A Estátua Infinita

   O poeta pensa na vida, na sua estranha imobilidade tensa. O pálido sol bate-lhe na cabeça, o vento abana os ramos do carvalho debaixo do qual pararam a sua cadeira de rodas. O poeta ainda é novo, como todos os poetas. O seu pensamento perde-se no infinito, longe do seu corpo atrofiado pela esclerose. Ainda sonha, ao contrário de muitos que abandonaram a luta. Cada dia é um novo dia. Regressa do infinito. Dá um toque no comando da cadeira, que se mexe exactamente cinco centímetros na direcção certa, e a estátua em que se transformou há dez anos mexe-se. Esboça um ténue sorriso. Uma criança passa a correr. Pára. Interroga-se sobre aquele estranho velho, sentado na cadeira, com as finas pernas amaradas uma à outra. O contraste é evidente e emociona o poeta.

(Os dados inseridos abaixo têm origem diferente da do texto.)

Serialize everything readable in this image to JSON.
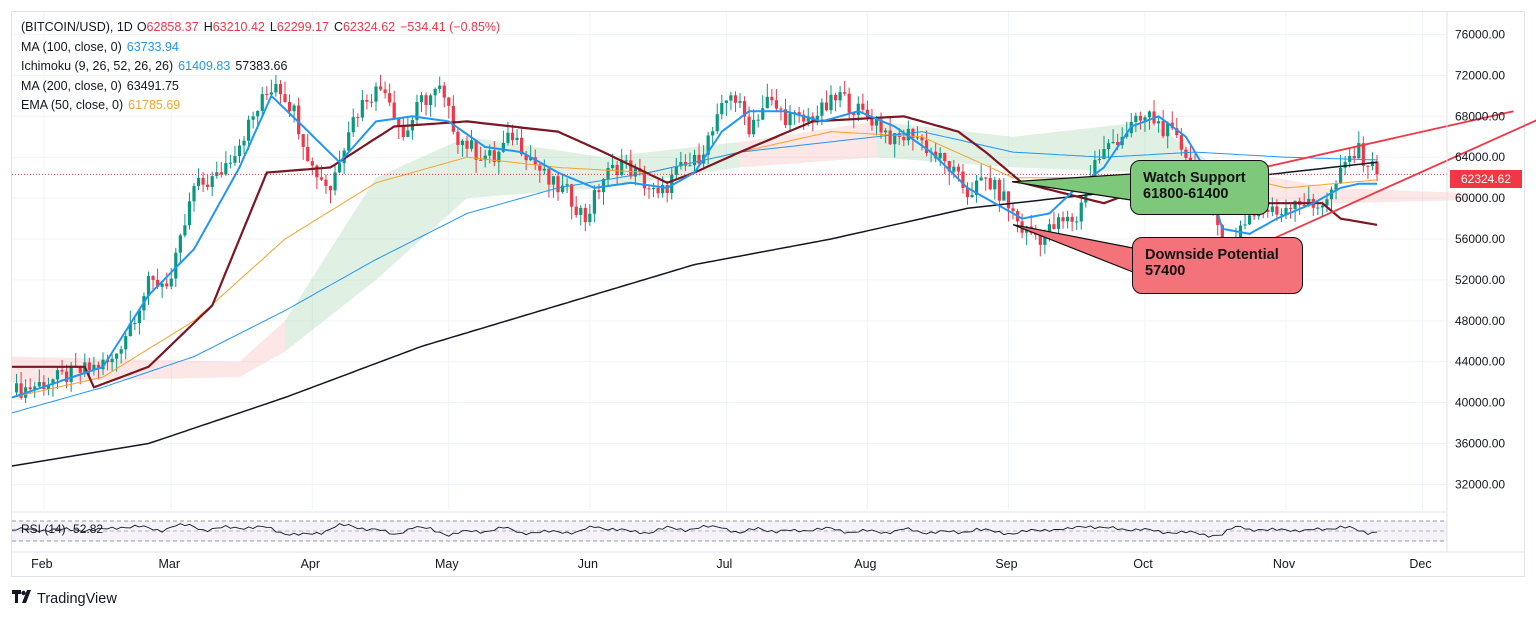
{
  "legend": {
    "symbol": "(BITCOIN/USD), 1D",
    "open_label": "O",
    "open": "62858.37",
    "high_label": "H",
    "high": "63210.42",
    "low_label": "L",
    "low": "62299.17",
    "close_label": "C",
    "close": "62324.62",
    "change": "−534.41 (−0.85%)",
    "ma100_label": "MA (100, close, 0)",
    "ma100_value": "63733.94",
    "ichimoku_label": "Ichimoku (9, 26, 52, 26, 26)",
    "ichimoku_value1": "61409.83",
    "ichimoku_value2": "57383.66",
    "ma200_label": "MA (200, close, 0)",
    "ma200_value": "63491.75",
    "ema50_label": "EMA (50, close, 0)",
    "ema50_value": "61785.69"
  },
  "price_tag": "62324.62",
  "callouts": {
    "support_line1": "Watch Support",
    "support_line2": "61800-61400",
    "downside_line1": "Downside Potential",
    "downside_line2": "57400"
  },
  "rsi": {
    "label": "RSI (14)",
    "value": "52.82"
  },
  "footer": {
    "brand": "TradingView",
    "logo_icon": "tradingview-logo-icon"
  },
  "colors": {
    "up": "#089981",
    "down": "#f23645",
    "ma100": "#2196f3",
    "ema50": "#f7a22a",
    "ma200": "#131722",
    "kijun": "#7b1622",
    "tenkan": "#2196f3",
    "cloud_bull": "#8fce9a",
    "cloud_bear": "#f6a7a7",
    "wedge": "#f23645"
  },
  "chart_data": {
    "type": "candlestick",
    "title": "(BITCOIN/USD), 1D",
    "x_axis_labels": [
      "Feb",
      "Mar",
      "Apr",
      "May",
      "Jun",
      "Jul",
      "Aug",
      "Sep",
      "Oct",
      "Nov",
      "Dec"
    ],
    "y_axis_labels": [
      "76000.00",
      "72000.00",
      "68000.00",
      "64000.00",
      "60000.00",
      "56000.00",
      "52000.00",
      "48000.00",
      "44000.00",
      "40000.00",
      "36000.00",
      "32000.00"
    ],
    "ylim": [
      29500,
      78200
    ],
    "days_from_jan25_range": [
      0,
      318
    ],
    "current_price": 62324.62,
    "close_anchors": [
      [
        0,
        41000
      ],
      [
        12,
        42600
      ],
      [
        22,
        44000
      ],
      [
        30,
        51500
      ],
      [
        35,
        52000
      ],
      [
        40,
        61000
      ],
      [
        45,
        62000
      ],
      [
        50,
        65500
      ],
      [
        55,
        69500
      ],
      [
        58,
        71500
      ],
      [
        62,
        68500
      ],
      [
        66,
        63000
      ],
      [
        70,
        61000
      ],
      [
        74,
        67000
      ],
      [
        78,
        70000
      ],
      [
        82,
        71000
      ],
      [
        86,
        66000
      ],
      [
        90,
        69500
      ],
      [
        94,
        70500
      ],
      [
        98,
        66000
      ],
      [
        102,
        64500
      ],
      [
        106,
        63800
      ],
      [
        110,
        66200
      ],
      [
        114,
        64000
      ],
      [
        118,
        61500
      ],
      [
        122,
        60500
      ],
      [
        126,
        58000
      ],
      [
        130,
        62000
      ],
      [
        134,
        63500
      ],
      [
        138,
        62000
      ],
      [
        142,
        60000
      ],
      [
        146,
        62500
      ],
      [
        150,
        63500
      ],
      [
        154,
        66500
      ],
      [
        158,
        70500
      ],
      [
        162,
        67000
      ],
      [
        166,
        69500
      ],
      [
        170,
        68000
      ],
      [
        174,
        67500
      ],
      [
        178,
        68500
      ],
      [
        182,
        70000
      ],
      [
        186,
        68500
      ],
      [
        190,
        67500
      ],
      [
        194,
        65500
      ],
      [
        198,
        66500
      ],
      [
        202,
        64500
      ],
      [
        206,
        63000
      ],
      [
        210,
        60500
      ],
      [
        214,
        61800
      ],
      [
        218,
        60000
      ],
      [
        222,
        57000
      ],
      [
        226,
        56200
      ],
      [
        230,
        57500
      ],
      [
        234,
        58000
      ],
      [
        238,
        63500
      ],
      [
        242,
        65500
      ],
      [
        246,
        67000
      ],
      [
        250,
        68000
      ],
      [
        254,
        66500
      ],
      [
        258,
        64500
      ],
      [
        262,
        61500
      ],
      [
        266,
        56000
      ],
      [
        268,
        54000
      ],
      [
        270,
        57500
      ],
      [
        274,
        59000
      ],
      [
        278,
        58500
      ],
      [
        282,
        60000
      ],
      [
        286,
        59000
      ],
      [
        290,
        60500
      ],
      [
        294,
        64000
      ],
      [
        296,
        64500
      ],
      [
        298,
        63500
      ],
      [
        300,
        62324
      ]
    ],
    "sma200": [
      [
        0,
        33800
      ],
      [
        30,
        36000
      ],
      [
        60,
        40500
      ],
      [
        90,
        45500
      ],
      [
        120,
        49500
      ],
      [
        150,
        53500
      ],
      [
        180,
        56000
      ],
      [
        210,
        59000
      ],
      [
        240,
        60500
      ],
      [
        270,
        62000
      ],
      [
        300,
        63500
      ]
    ],
    "sma100": [
      [
        0,
        39000
      ],
      [
        20,
        41500
      ],
      [
        40,
        44500
      ],
      [
        60,
        49000
      ],
      [
        80,
        54000
      ],
      [
        100,
        58500
      ],
      [
        120,
        61000
      ],
      [
        140,
        62500
      ],
      [
        160,
        64500
      ],
      [
        180,
        65500
      ],
      [
        200,
        66500
      ],
      [
        220,
        64500
      ],
      [
        240,
        64000
      ],
      [
        260,
        64500
      ],
      [
        280,
        64000
      ],
      [
        300,
        63734
      ]
    ],
    "ema50": [
      [
        0,
        40500
      ],
      [
        20,
        42500
      ],
      [
        40,
        48000
      ],
      [
        60,
        56000
      ],
      [
        80,
        61500
      ],
      [
        100,
        64000
      ],
      [
        120,
        63000
      ],
      [
        140,
        62500
      ],
      [
        160,
        64500
      ],
      [
        180,
        66500
      ],
      [
        200,
        66000
      ],
      [
        220,
        62000
      ],
      [
        240,
        62000
      ],
      [
        260,
        63000
      ],
      [
        280,
        61000
      ],
      [
        300,
        61786
      ]
    ],
    "tenkan": [
      [
        0,
        40500
      ],
      [
        10,
        42000
      ],
      [
        20,
        43500
      ],
      [
        30,
        50500
      ],
      [
        40,
        55000
      ],
      [
        50,
        63000
      ],
      [
        57,
        70000
      ],
      [
        64,
        67000
      ],
      [
        72,
        63500
      ],
      [
        80,
        67500
      ],
      [
        88,
        68000
      ],
      [
        96,
        67500
      ],
      [
        104,
        65000
      ],
      [
        112,
        64500
      ],
      [
        120,
        62500
      ],
      [
        128,
        61000
      ],
      [
        136,
        61500
      ],
      [
        144,
        61000
      ],
      [
        150,
        62500
      ],
      [
        156,
        66500
      ],
      [
        162,
        68500
      ],
      [
        170,
        68500
      ],
      [
        178,
        67500
      ],
      [
        186,
        68500
      ],
      [
        194,
        67000
      ],
      [
        202,
        64500
      ],
      [
        210,
        61000
      ],
      [
        216,
        59500
      ],
      [
        222,
        58000
      ],
      [
        228,
        58500
      ],
      [
        234,
        61000
      ],
      [
        240,
        63000
      ],
      [
        246,
        67000
      ],
      [
        252,
        68000
      ],
      [
        258,
        66000
      ],
      [
        262,
        63000
      ],
      [
        266,
        57000
      ],
      [
        272,
        56500
      ],
      [
        278,
        58000
      ],
      [
        286,
        59500
      ],
      [
        292,
        61000
      ],
      [
        296,
        61400
      ],
      [
        300,
        61410
      ]
    ],
    "kijun": [
      [
        0,
        43500
      ],
      [
        16,
        43500
      ],
      [
        18,
        41500
      ],
      [
        30,
        43500
      ],
      [
        44,
        49500
      ],
      [
        56,
        62500
      ],
      [
        70,
        63000
      ],
      [
        84,
        67000
      ],
      [
        100,
        67500
      ],
      [
        120,
        66500
      ],
      [
        130,
        64500
      ],
      [
        144,
        61500
      ],
      [
        150,
        62500
      ],
      [
        160,
        64500
      ],
      [
        176,
        67500
      ],
      [
        196,
        68000
      ],
      [
        208,
        66500
      ],
      [
        214,
        64500
      ],
      [
        222,
        61500
      ],
      [
        240,
        59500
      ],
      [
        252,
        61500
      ],
      [
        264,
        62000
      ],
      [
        268,
        59500
      ],
      [
        288,
        59500
      ],
      [
        292,
        58000
      ],
      [
        300,
        57384
      ]
    ],
    "cloud": [
      [
        0,
        42000,
        44500,
        "bear"
      ],
      [
        50,
        42500,
        44000,
        "bear"
      ],
      [
        60,
        45000,
        48000,
        "bull"
      ],
      [
        80,
        52000,
        62000,
        "bull"
      ],
      [
        100,
        60000,
        66000,
        "bull"
      ],
      [
        130,
        61000,
        64000,
        "bull"
      ],
      [
        160,
        63000,
        65500,
        "bear"
      ],
      [
        190,
        64000,
        67500,
        "bull"
      ],
      [
        220,
        63000,
        66000,
        "bull"
      ],
      [
        250,
        62500,
        67500,
        "bull"
      ],
      [
        265,
        60000,
        63000,
        "bear"
      ],
      [
        290,
        59500,
        61000,
        "bear"
      ],
      [
        320,
        59800,
        60500,
        "bear"
      ]
    ],
    "wedge_upper": [
      [
        270,
        62500
      ],
      [
        330,
        68500
      ]
    ],
    "wedge_lower": [
      [
        268,
        54200
      ],
      [
        336,
        67800
      ]
    ],
    "annotation_support_level": [
      61800,
      61400
    ],
    "annotation_downside_level": 57400,
    "rsi": {
      "period": 14,
      "value": 52.82,
      "upper_band": 70,
      "lower_band": 30
    }
  }
}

A poesia e o sonho são as únicas coisas que têm de comum. Imagina uma estrofe. A mais bela de todas. Nela se interliga a vida, o sonho e a vontade de viver. Um sonho infinito, tal como é infinita a vontade de ser. A criança desaparece. Sentado no seu pedestal, o poeta acredita mesmo que nunca terá existido. Não passa de uma miragem num deserto sem gente. 


    A sua atenção prende-se agora num jovem que se senta num banco de jardim à sua frente, a atenção dominada pelo seu telemóvel, num autismo voluntário. O mundo resumido a um rectângulo de 5” na diagonal. O poeta abana a cabeça. Rezaria pelas almas desatentas e pelos destinos perdidos, caso não se tivesse divorciado de Deus aos 15 anos, numa sexta-feira de chuva. O ateu é um triste solitário que só tem diálogos internos com ele próprio. Ouve música. Uma batida constante, irritante, neutra, intoxicante. Pum. Pum. Pum. A alma dilacera-se, desintegra-se a cada pum. Um casal senta-se ao lado do poeta. São pouco mais velhos do que o jovem que levanta o olhar para se fixar no decote avantajado da rapariga. Sempre há esperança, pensa o poeta. O namorado dela não gosta da brincadeira. Insinua uma cena, a rapariga acalma-o, o jovem faz um gesto apaziguador. Nada acontece. A música continua. O poeta percebe que vem da mochila do namorado da rapariga.  Não consegue pensar. Eles riem. Beijam-se. Acariciam-se. Para eles, o poeta não passa de uma estátua, não existe. Refugia-se novamente no infinito. Os ecos da música tornam-se efémeros, distantes. Estranhamente agradáveis. Ele está de pé. No infinito, o corpo obedece a todos os pedidos. A juventude é o infinito, percebe o poeta. Gostaria de conseguir falar para explicar ao jovem casal esta epifania, mas percebe, pelo silêncio, que eles já não estão lá. O poeta percebe que o jovem fixa o seu olhar nele. Vê-lhe o brilho da curiosidade. Há esperança, pensa o poeta, mais contente. 


    A menina regressa, com os pais. Faz uma festa ao passar pelo poeta. Ele sorri. Há algo de puro na infância que perdemos ao longo da vida. O amadurecimento é uma armadilha, um logro. A velhice uma fraude. A infância é a única fase das nossas vidas onde somos, realmente, nós próprios. 


    Viemos do pó e, no final, somos todos transformados em poeira cósmica. No infinito.